Langkah Tegas Kemensos untuk Mengatasi Isu Pengadaan Sepatu Siswa
Kementerian Sosial (Kemensos) mengambil langkah tegas dalam menangani isu miring terkait pengadaan sepatu bagi siswa Sekolah Rakyat. Pada hari ini, Jumat (8/5), Menteri Sosial Saifullah Yusuf atau yang akrab disapa Gus Ipul akan mengunjungi Komisi Pemberantasan Korupsi (KPK). Tujuannya adalah memastikan seluruh proses pengadaan berjalan transparan dan bebas dari praktik korupsi.
Langkah ini diambil setelah Gus Ipul memberikan mandat khusus kepada Wakil Menteri Sosial Agus Jabo Priyono dan Plt Inspektur Jenderal Kemensos Dody Sukmono. Mereka diminta untuk mengumpulkan informasi mendalam terkait proses pengadaan yang tengah menjadi sorotan publik.
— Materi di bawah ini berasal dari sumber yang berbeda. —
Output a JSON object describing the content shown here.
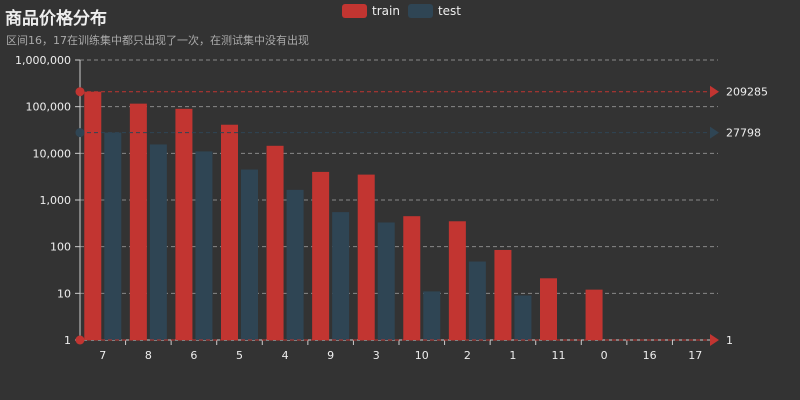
{
  "chart_data": {
    "type": "bar",
    "title": "商品价格分布",
    "subtitle": "区间16，17在训练集中都只出现了一次，在测试集中没有出现",
    "categories": [
      "7",
      "8",
      "6",
      "5",
      "4",
      "9",
      "3",
      "10",
      "2",
      "1",
      "11",
      "0",
      "16",
      "17"
    ],
    "series": [
      {
        "name": "train",
        "color": "#c23531",
        "values": [
          209285,
          116000,
          90000,
          41000,
          14500,
          4000,
          3500,
          450,
          350,
          85,
          21,
          12,
          1,
          1
        ]
      },
      {
        "name": "test",
        "color": "#2f4554",
        "values": [
          27798,
          15500,
          11000,
          4500,
          1650,
          550,
          330,
          11,
          48,
          9,
          null,
          null,
          null,
          null
        ]
      }
    ],
    "y_scale": "log",
    "ylim": [
      1,
      1000000
    ],
    "y_ticks": [
      "1",
      "10",
      "100",
      "1,000",
      "10,000",
      "100,000",
      "1,000,000"
    ],
    "grid": true,
    "legend_position": "top-center",
    "markline_labels": [
      "209285",
      "27798",
      "1"
    ]
  }
}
Wakil Menteri Sosial Agus Jabo menegaskan bahwa pihaknya tidak akan main-main dengan integritas. Jika ditemukan bukti kuat adanya kecurangan, Kemensos sendiri yang akan menyeret pelakunya ke jalur hukum.
“Karena saya sudah berkomitmen kalau ada penyelewengan, saya sama Pak Menteri yang akan bertindak duluan melaporkan ke Aparat Penegak Hukum,” ujar Agus Jabo semalam, Kamis (7/5).
Kemensos ingin mendapatkan supervisi langsung agar tidak ada celah penyimpangan dalam program bantuan bagi siswa.
“Setiap langkah atau program yang kita lakukan, kita selalu berkonsultasi, berkolaborasi dengan pihak-pihak yang lain. Jadi rencananya memang besok kita mau ke KPK untuk meminta saran, meminta masukan supaya dalam program pengadaan itu tidak akan menimbulkan masalah-masalah,” tambahnya.
Meluruskan Isu Markup Harga Sepatu Rp 700 Ribu
Kemensos juga mengklarifikasi isu viral mengenai harga sepatu yang disebut mencapai Rp700 ribu per pasang. Agus Jabo menjelaskan bahwa narasi yang beredar di media sosial bermula dari kesalahpahaman foto dokumentasi lama.
Foto Gus Ipul bersama Khofifah Indar Parawansa saat memberikan sepatu di Malang pada Mei 2025 lalu, diklaim sebagai produk pengadaan Kemensos. Padahal, sepatu tersebut adalah sumbangan dari APBD Jawa Timur dengan spesifikasi berbeda.
Terkait angka Rp 700 ribu yang muncul dalam dokumen, Agus Jabo menjelaskan bahwa itu merupakan pagu anggaran untuk pengadaan sepatu Pakaian Dinas Lapangan (PDL).
“Tetapi kemudian di dalam pagu ya, rencana anggaran Kemensos untuk pengadaan sepatu ada yang nilainya Rp700 ribu, sepatu apa itu? Yaitu sepatu PDL yang tentunya spesifikasinya berbeda dengan sepatu harian,” ungkapnya.
Pagu Anggaran Bukan Harga Beli Riil
Ia menekankan bahwa angka tersebut merupakan pagu anggaran atau batas maksimal, bukan harga beli akhir. Untuk kebutuhan siswa Sekolah Rakyat, Kemensos menyediakan beberapa jenis sepatu, mulai dari PDL, PDH, hingga sepatu olahraga.
“Seperti jenis sepatu harian itu dalam proses pengadaan dianggarkan sekitar Rp 200 ribu sampai Rp 250 ribu,” jelas Agus Jabo.
Meski diterpa isu miring, pihak Kemensos mengapresiasi kontrol sosial dari masyarakat. Transparansi akan terus dijaga agar setiap rupiah anggaran negara benar-benar sampai ke tangan yang berhak tanpa potongan.